Twitter Search Operators
| from | Messages username is sending out | from:yourhandle |
| to | Messages being sent to username | From:yourhandle to:friendhandle |
| geocode | Tweets occurring within range of specific GPS coordinates | geocode:40.753830318,-73.9 87329384,1km "mcdonalds" |
| AND/OR | Use the AND operator to return results containing two results. Use the OR operator to return results that contain one result or the other result. | from:yourhandle OR from:friendshandle |
| since:YYYY-MM-DD until:YYYY-MM-DD | Tweets occurring within a specific date range | From:yourhandle since:2005-01-01 until:2005-01-31 |
The in-app search field only shows users and hashtags related to search terms.
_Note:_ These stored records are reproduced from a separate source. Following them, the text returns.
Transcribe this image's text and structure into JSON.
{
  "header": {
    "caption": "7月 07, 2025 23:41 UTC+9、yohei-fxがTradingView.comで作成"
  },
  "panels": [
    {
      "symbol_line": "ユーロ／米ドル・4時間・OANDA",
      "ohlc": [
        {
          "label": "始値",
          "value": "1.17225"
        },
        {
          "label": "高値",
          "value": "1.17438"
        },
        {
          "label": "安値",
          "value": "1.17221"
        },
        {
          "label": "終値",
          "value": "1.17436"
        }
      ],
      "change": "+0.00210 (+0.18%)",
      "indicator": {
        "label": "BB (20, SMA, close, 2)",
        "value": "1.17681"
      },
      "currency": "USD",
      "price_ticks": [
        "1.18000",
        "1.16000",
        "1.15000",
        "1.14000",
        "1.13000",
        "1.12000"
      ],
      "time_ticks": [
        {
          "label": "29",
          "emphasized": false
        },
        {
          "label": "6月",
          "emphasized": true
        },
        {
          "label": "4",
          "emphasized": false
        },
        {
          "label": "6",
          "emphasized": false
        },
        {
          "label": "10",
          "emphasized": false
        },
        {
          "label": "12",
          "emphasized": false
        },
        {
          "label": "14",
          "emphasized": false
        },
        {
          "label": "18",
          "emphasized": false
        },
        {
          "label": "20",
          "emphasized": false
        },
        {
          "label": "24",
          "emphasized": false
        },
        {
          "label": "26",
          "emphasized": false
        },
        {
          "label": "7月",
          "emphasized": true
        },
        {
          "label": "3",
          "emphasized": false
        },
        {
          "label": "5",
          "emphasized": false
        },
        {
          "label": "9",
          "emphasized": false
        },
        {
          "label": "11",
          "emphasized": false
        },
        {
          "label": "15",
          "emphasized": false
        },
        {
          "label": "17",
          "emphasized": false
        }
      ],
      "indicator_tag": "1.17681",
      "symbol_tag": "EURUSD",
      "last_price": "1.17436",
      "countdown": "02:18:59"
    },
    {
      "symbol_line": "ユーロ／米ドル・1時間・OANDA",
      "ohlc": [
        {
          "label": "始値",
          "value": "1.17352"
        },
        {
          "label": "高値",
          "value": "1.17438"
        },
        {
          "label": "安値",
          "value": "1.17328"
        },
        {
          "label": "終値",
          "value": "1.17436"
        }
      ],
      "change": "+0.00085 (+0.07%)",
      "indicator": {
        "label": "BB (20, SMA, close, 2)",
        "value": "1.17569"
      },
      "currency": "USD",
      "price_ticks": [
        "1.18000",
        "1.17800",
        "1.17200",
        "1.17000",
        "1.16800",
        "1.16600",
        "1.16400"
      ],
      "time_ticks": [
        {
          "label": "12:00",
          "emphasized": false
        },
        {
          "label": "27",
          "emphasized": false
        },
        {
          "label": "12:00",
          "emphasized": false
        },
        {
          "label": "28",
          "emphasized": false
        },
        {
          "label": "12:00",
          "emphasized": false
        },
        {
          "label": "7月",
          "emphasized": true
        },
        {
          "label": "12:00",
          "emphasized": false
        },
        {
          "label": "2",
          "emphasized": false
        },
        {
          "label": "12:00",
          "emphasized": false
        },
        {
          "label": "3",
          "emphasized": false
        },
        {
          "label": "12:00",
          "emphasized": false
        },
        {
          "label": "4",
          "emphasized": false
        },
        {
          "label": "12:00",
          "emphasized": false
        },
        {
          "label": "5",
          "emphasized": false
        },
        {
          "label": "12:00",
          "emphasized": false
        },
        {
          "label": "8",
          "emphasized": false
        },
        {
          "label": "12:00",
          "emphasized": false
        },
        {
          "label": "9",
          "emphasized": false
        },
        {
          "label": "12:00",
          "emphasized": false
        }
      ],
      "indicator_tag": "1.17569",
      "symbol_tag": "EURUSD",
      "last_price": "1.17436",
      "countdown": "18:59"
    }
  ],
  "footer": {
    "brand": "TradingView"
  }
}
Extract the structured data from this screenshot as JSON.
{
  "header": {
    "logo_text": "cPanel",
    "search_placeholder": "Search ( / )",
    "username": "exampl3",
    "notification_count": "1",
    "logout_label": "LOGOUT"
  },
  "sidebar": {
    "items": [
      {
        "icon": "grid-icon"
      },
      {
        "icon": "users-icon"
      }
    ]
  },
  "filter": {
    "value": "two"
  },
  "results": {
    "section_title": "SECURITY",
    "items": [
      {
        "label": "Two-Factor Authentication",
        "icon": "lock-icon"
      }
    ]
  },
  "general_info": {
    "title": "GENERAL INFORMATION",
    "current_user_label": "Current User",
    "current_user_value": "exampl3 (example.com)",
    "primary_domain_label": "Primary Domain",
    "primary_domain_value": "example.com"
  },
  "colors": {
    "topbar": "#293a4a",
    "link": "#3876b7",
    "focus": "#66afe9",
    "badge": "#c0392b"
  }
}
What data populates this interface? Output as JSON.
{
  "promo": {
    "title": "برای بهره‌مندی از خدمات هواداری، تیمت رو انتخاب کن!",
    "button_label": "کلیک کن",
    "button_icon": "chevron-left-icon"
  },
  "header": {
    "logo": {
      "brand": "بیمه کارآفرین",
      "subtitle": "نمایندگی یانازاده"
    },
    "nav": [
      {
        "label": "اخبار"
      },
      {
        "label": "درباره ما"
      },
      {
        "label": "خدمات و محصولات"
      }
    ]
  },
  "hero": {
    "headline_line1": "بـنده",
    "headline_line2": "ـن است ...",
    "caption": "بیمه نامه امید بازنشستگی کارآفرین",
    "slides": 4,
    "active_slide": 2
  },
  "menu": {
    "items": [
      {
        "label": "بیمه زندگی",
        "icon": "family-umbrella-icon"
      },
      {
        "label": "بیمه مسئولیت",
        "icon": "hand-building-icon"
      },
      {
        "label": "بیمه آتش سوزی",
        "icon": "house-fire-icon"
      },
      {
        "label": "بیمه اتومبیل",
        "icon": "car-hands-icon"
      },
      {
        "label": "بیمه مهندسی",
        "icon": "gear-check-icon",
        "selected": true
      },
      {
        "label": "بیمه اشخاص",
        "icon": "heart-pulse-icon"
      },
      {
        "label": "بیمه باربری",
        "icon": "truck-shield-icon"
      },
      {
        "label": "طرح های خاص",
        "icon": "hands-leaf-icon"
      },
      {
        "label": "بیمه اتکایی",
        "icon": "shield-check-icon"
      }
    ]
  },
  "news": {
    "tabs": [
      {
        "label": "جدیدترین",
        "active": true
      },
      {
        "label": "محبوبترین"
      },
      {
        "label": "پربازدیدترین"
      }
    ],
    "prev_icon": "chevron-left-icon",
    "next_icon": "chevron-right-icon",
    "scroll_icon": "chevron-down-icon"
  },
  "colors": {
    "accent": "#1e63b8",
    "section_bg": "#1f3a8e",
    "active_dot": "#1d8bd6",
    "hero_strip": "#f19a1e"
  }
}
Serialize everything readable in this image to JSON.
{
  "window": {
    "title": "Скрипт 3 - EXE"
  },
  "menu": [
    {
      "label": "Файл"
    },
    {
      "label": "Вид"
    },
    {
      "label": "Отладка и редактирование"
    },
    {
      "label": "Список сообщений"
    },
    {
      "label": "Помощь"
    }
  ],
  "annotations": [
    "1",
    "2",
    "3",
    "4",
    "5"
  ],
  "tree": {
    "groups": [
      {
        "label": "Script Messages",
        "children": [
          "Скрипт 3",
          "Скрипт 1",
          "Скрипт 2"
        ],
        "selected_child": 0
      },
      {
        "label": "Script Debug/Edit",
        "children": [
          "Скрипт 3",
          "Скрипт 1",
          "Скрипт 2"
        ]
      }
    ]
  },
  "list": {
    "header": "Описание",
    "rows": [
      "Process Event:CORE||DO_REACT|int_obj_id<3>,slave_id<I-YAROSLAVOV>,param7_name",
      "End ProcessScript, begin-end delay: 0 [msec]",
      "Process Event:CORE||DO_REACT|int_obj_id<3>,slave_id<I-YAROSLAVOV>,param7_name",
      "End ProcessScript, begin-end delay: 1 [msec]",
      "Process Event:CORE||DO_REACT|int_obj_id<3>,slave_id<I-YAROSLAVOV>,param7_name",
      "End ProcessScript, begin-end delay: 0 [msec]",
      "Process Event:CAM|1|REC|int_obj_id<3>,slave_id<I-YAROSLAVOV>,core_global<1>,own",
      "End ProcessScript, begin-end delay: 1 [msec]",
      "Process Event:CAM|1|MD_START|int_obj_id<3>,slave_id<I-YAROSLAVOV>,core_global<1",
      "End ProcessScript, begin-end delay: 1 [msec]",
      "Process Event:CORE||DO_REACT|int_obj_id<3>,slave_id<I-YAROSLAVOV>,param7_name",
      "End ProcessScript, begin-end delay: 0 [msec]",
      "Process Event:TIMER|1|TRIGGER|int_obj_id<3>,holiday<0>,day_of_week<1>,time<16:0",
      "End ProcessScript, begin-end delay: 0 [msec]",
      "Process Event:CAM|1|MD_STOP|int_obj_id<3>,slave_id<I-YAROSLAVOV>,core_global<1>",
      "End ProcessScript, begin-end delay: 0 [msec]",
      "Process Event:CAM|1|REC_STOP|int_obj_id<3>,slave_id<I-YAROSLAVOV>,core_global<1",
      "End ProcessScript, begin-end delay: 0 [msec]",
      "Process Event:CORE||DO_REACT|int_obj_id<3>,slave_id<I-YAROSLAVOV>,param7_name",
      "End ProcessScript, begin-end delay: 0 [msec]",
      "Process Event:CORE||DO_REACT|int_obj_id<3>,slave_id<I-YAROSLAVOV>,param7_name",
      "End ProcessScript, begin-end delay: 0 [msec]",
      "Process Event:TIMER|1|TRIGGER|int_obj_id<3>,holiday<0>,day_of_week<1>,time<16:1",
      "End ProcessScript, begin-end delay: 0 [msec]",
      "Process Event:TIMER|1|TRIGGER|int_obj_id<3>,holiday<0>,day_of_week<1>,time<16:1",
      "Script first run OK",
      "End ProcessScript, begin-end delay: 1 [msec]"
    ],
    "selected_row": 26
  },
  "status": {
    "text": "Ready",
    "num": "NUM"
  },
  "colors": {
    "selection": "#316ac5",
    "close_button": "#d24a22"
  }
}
However, you can search Instagram by “Google Dorking”:
● Site:instagram.com “username”
● Site:instagram.com “username” -site:instagram.com/username”
Turn on two-factor authentication.
Google Dorking for Linkedin:
● Site:linkedin.com “Google”
● Site:linkedin.com “Software Developer at Google”
LinkedIn Privacy Settings:
● To limit and protect your information navigate to: Me → Settings & Privacy → Privacy
● Turn on two-factor authentication.
Additional Resources
Check to see if your email or username has been associated with a data breach at haveibeenpwned.com.
To search the Internet Archive for personal information, use the Way Back Machine.
This tip sheet was originally shared as a handout at NICAR 2019 and is reproduced here with the authors’ permission.
Kristen Kozinski is an information security trainer at The New York Times. She is the founder of Don’t Click on That, a business that teaches small companies how to secure and protect their information online. She has also worked at Mailchimp as an application security engineer.
Neena Kapur is a senior information security analyst at The New York Times. She previously worked as a cyber threat intelligence analyst at Booz Allen Hamilton, where she developed deep and dark web reporting capabilities as well as cybercriminal tracking processes.